Re: Wearing a poppy
To the Editor:
I know that many people have good reasons for wearing a poppy. For some, it commemorates the death of a relative; for others, the memory of soldiers willing to risk their lives on behalf of their country. As a result, each year I feel sorely tempted to follow suit and wear a poppy myself. Then someone (an announcer, a newspaper editor, etc,) says "it."
"It" is the claim that we need to wear poppies to honour those who died so that we could be free. This construction is derived from the propaganda slogans of World War I and that's the problem. Those slogans were wrong then and they're wrong now. Canadian democracy wasn't threatened by the events surrounding World War I.
That war was a pissing contest between European colonial powers led by arrogant and insensitive political leaders who found themselves hopelessly entangled in a Byzantine maze of military alliances. Canada was dragged into that war because of its colonial heritage and its sycophantic ties to Great Britain.
The only serious resistance to this folly, not surprisingly, occurred in Quebec where the British colonial nature of the war was, for obvious reasons, more apparent than elsewhere. In any event, more than 60,000 Canadian soldiers went to a useless death, partly because they followed orders issued by marginally competent British or British-trained officers but mainly because they and the Canadian public believed the propaganda slogans about "making the world safe for democracy."
I am not willing to legitimate a propaganda slogan that got more than 60,000 people killed.
World War I, of course, is not the only war in which Canadians fought and died, but the "they died to make us free" model seems equally inappropriate to Canadian participation in the Korean War, the Vietnam War and the (so-called) Gulf War. World War II is a different matter Hitler and Nazism were obvious evils which had to be eradicated. Even granting this, there are moral ambiguities associated with that war which we still have difficulty acknowledging.
In 1992, for instance, Brian and Terence McKenna made a documentary (The Valour and the Horror) which looked carefully at the bombing of German cities by Canadian aircrews. Although careful to praise the personal valour of individual airmen, the McKenna brothers pointed out that these bombs rarely hit military targets but did kill thousands of civilians.
Furthermore, they noted, the Allied command knew perfectly well that these bombs were missing military targets and killing civilians but continued the raids nevertheless, as a way of demoralizing hostile populations. Finally, the documentary suggested these mass killings contributed little if anything to winning the war. There was nothing new in any of this. Academic historians had been saying similar things for years but nobody listens to academics. A documentary on the CBC was another matter.

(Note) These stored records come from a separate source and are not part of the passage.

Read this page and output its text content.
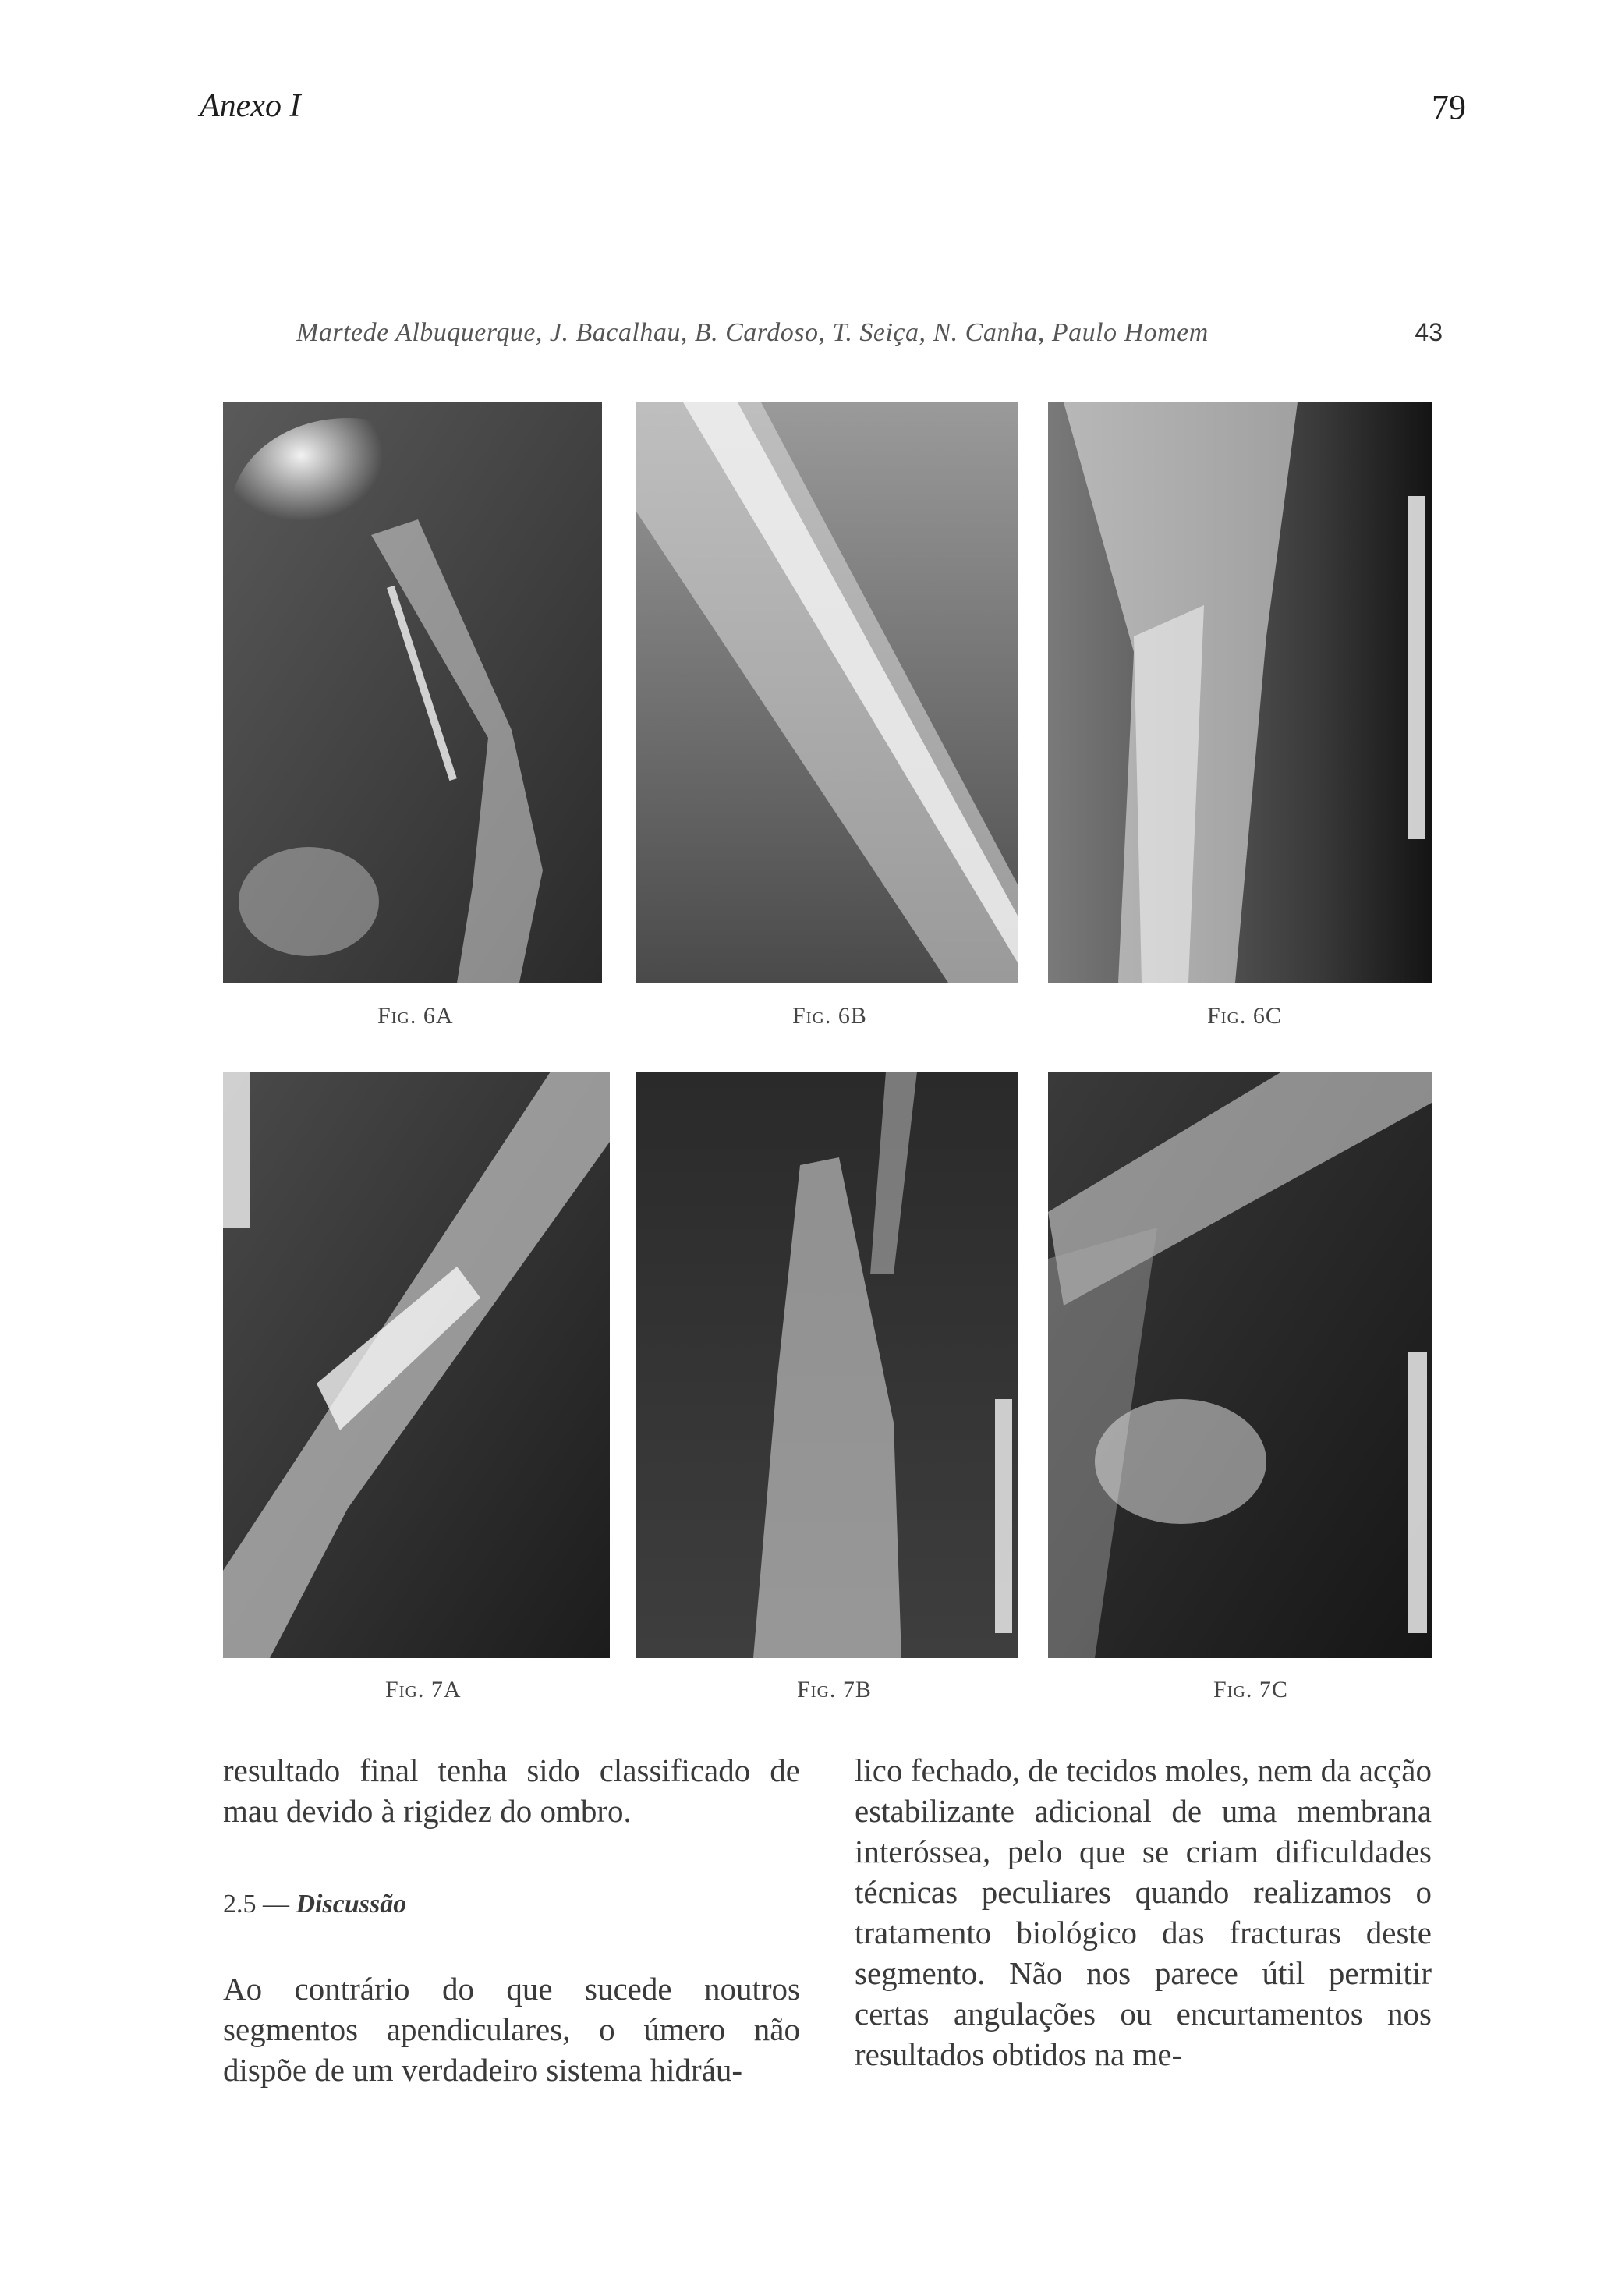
Anexo I	79
Martede Albuquerque, J. Bacalhau, B. Cardoso, T. Seiça, N. Canha, Paulo Homem	43
Fig. 6A	Fig. 6B	Fig. 6C
Fig. 7A	Fig. 7B	Fig. 7C

resultado final tenha sido classificado de mau devido à rigidez do ombro.

2.5 — Discussão

Ao contrário do que sucede noutros segmentos apendiculares, o úmero não dispõe de um verdadeiro sistema hidráu-

lico fechado, de tecidos moles, nem da acção estabilizante adicional de uma membrana interóssea, pelo que se criam dificuldades técnicas peculiares quando realizamos o tratamento biológico das fracturas deste segmento. Não nos parece útil permitir certas angulações ou encurtamentos nos resultados obtidos na me-
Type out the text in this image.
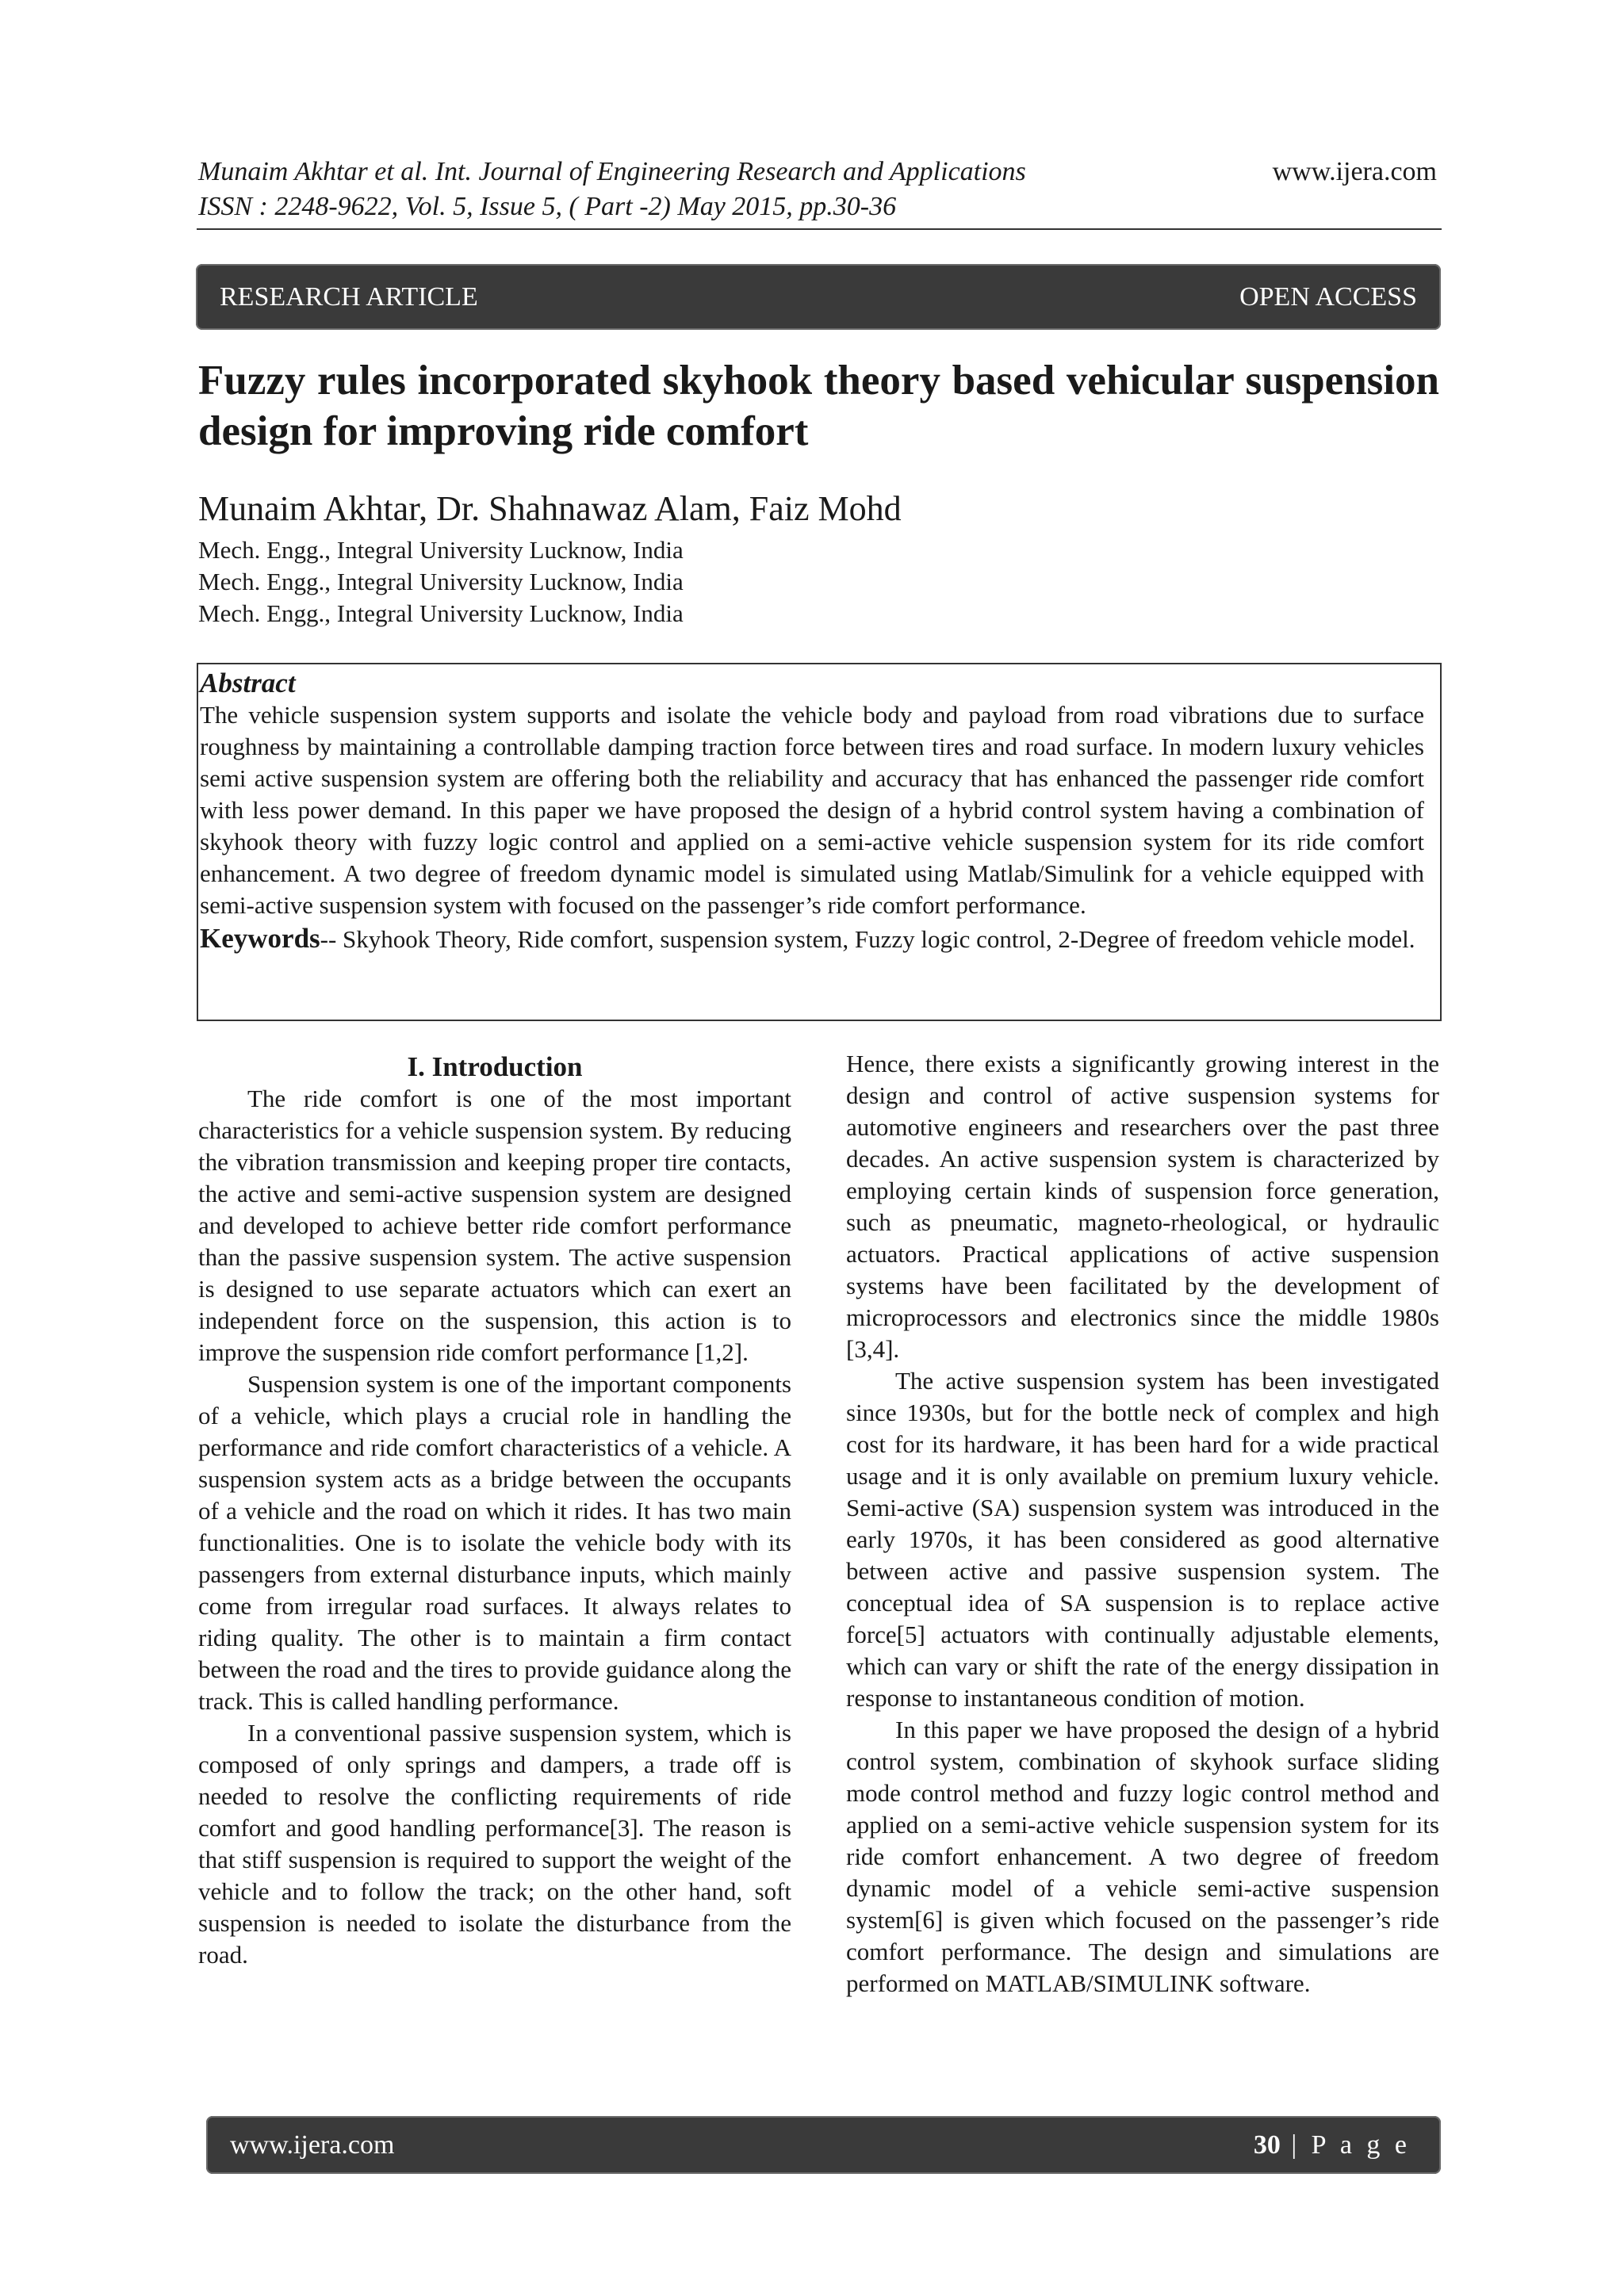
Munaim Akhtar et al. Int. Journal of Engineering Research and Applications
ISSN : 2248-9622, Vol. 5, Issue 5, ( Part -2) May 2015, pp.30-36
www.ijera.com
RESEARCH ARTICLE	OPEN ACCESS
Fuzzy rules incorporated skyhook theory based vehicular suspension design for improving ride comfort
Munaim Akhtar, Dr. Shahnawaz Alam, Faiz Mohd
Mech. Engg., Integral University Lucknow, India
Mech. Engg., Integral University Lucknow, India
Mech. Engg., Integral University Lucknow, India
Abstract
The vehicle suspension system supports and isolate the vehicle body and payload from road vibrations due to surface roughness by maintaining a controllable damping traction force between tires and road surface. In modern luxury vehicles semi active suspension system are offering both the reliability and accuracy that has enhanced the passenger ride comfort with less power demand. In this paper we have proposed the design of a hybrid control system having a combination of skyhook theory with fuzzy logic control and applied on a semi-active vehicle suspension system for its ride comfort enhancement. A two degree of freedom dynamic model is simulated using Matlab/Simulink for a vehicle equipped with semi-active suspension system with focused on the passenger’s ride comfort performance.
Keywords-- Skyhook Theory, Ride comfort, suspension system, Fuzzy logic control, 2-Degree of freedom vehicle model.
I. Introduction

The ride comfort is one of the most important characteristics for a vehicle suspension system. By reducing the vibration transmission and keeping proper tire contacts, the active and semi-active suspension system are designed and developed to achieve better ride comfort performance than the passive suspension system. The active suspension is designed to use separate actuators which can exert an independent force on the suspension, this action is to improve the suspension ride comfort performance [1,2].

Suspension system is one of the important components of a vehicle, which plays a crucial role in handling the performance and ride comfort characteristics of a vehicle. A suspension system acts as a bridge between the occupants of a vehicle and the road on which it rides. It has two main functionalities. One is to isolate the vehicle body with its passengers from external disturbance inputs, which mainly come from irregular road surfaces. It always relates to riding quality. The other is to maintain a firm contact between the road and the tires to provide guidance along the track. This is called handling performance.

In a conventional passive suspension system, which is composed of only springs and dampers, a trade off is needed to resolve the conflicting requirements of ride comfort and good handling performance[3]. The reason is that stiff suspension is required to support the weight of the vehicle and to follow the track; on the other hand, soft suspension is needed to isolate the disturbance from the road.

Hence, there exists a significantly growing interest in the design and control of active suspension systems for automotive engineers and researchers over the past three decades. An active suspension system is characterized by employing certain kinds of suspension force generation, such as pneumatic, magneto-rheological, or hydraulic actuators. Practical applications of active suspension systems have been facilitated by the development of microprocessors and electronics since the middle 1980s [3,4].

The active suspension system has been investigated since 1930s, but for the bottle neck of complex and high cost for its hardware, it has been hard for a wide practical usage and it is only available on premium luxury vehicle. Semi-active (SA) suspension system was introduced in the early 1970s, it has been considered as good alternative between active and passive suspension system. The conceptual idea of SA suspension is to replace active force[5] actuators with continually adjustable elements, which can vary or shift the rate of the energy dissipation in response to instantaneous condition of motion.

In this paper we have proposed the design of a hybrid control system, combination of skyhook surface sliding mode control method and fuzzy logic control method and applied on a semi-active vehicle suspension system for its ride comfort enhancement. A two degree of freedom dynamic model of a vehicle semi-active suspension system[6] is given which focused on the passenger’s ride comfort performance. The design and simulations are performed on MATLAB/SIMULINK software.

www.ijera.com	30 | P a g e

The response to the McKenna brothers was electric. Although many veterans were glad someone had finally had the courage to challenge the official version of history, other veterans and many veterans groups throughout Canada uttered squeals of rage. They used their influence to spark a Senate investigation and the CBC was pressured (with some success) to define the documentary a "docudrama." In other words, it was fiction not history in contrast of course to the sanitized version of history promoted by veterans organizations. It was a disgraceful episode in recent Canadian history.
If we want the future to be a better place, we must confront the horrors of the past, even if that includes horrors for which Canada (or the United States or Great Britain or any of the other official good guys) were responsible and that means challenging all sanitized versions of history, even those that come masked beneath the emotionally charged image of a blood-red poppy.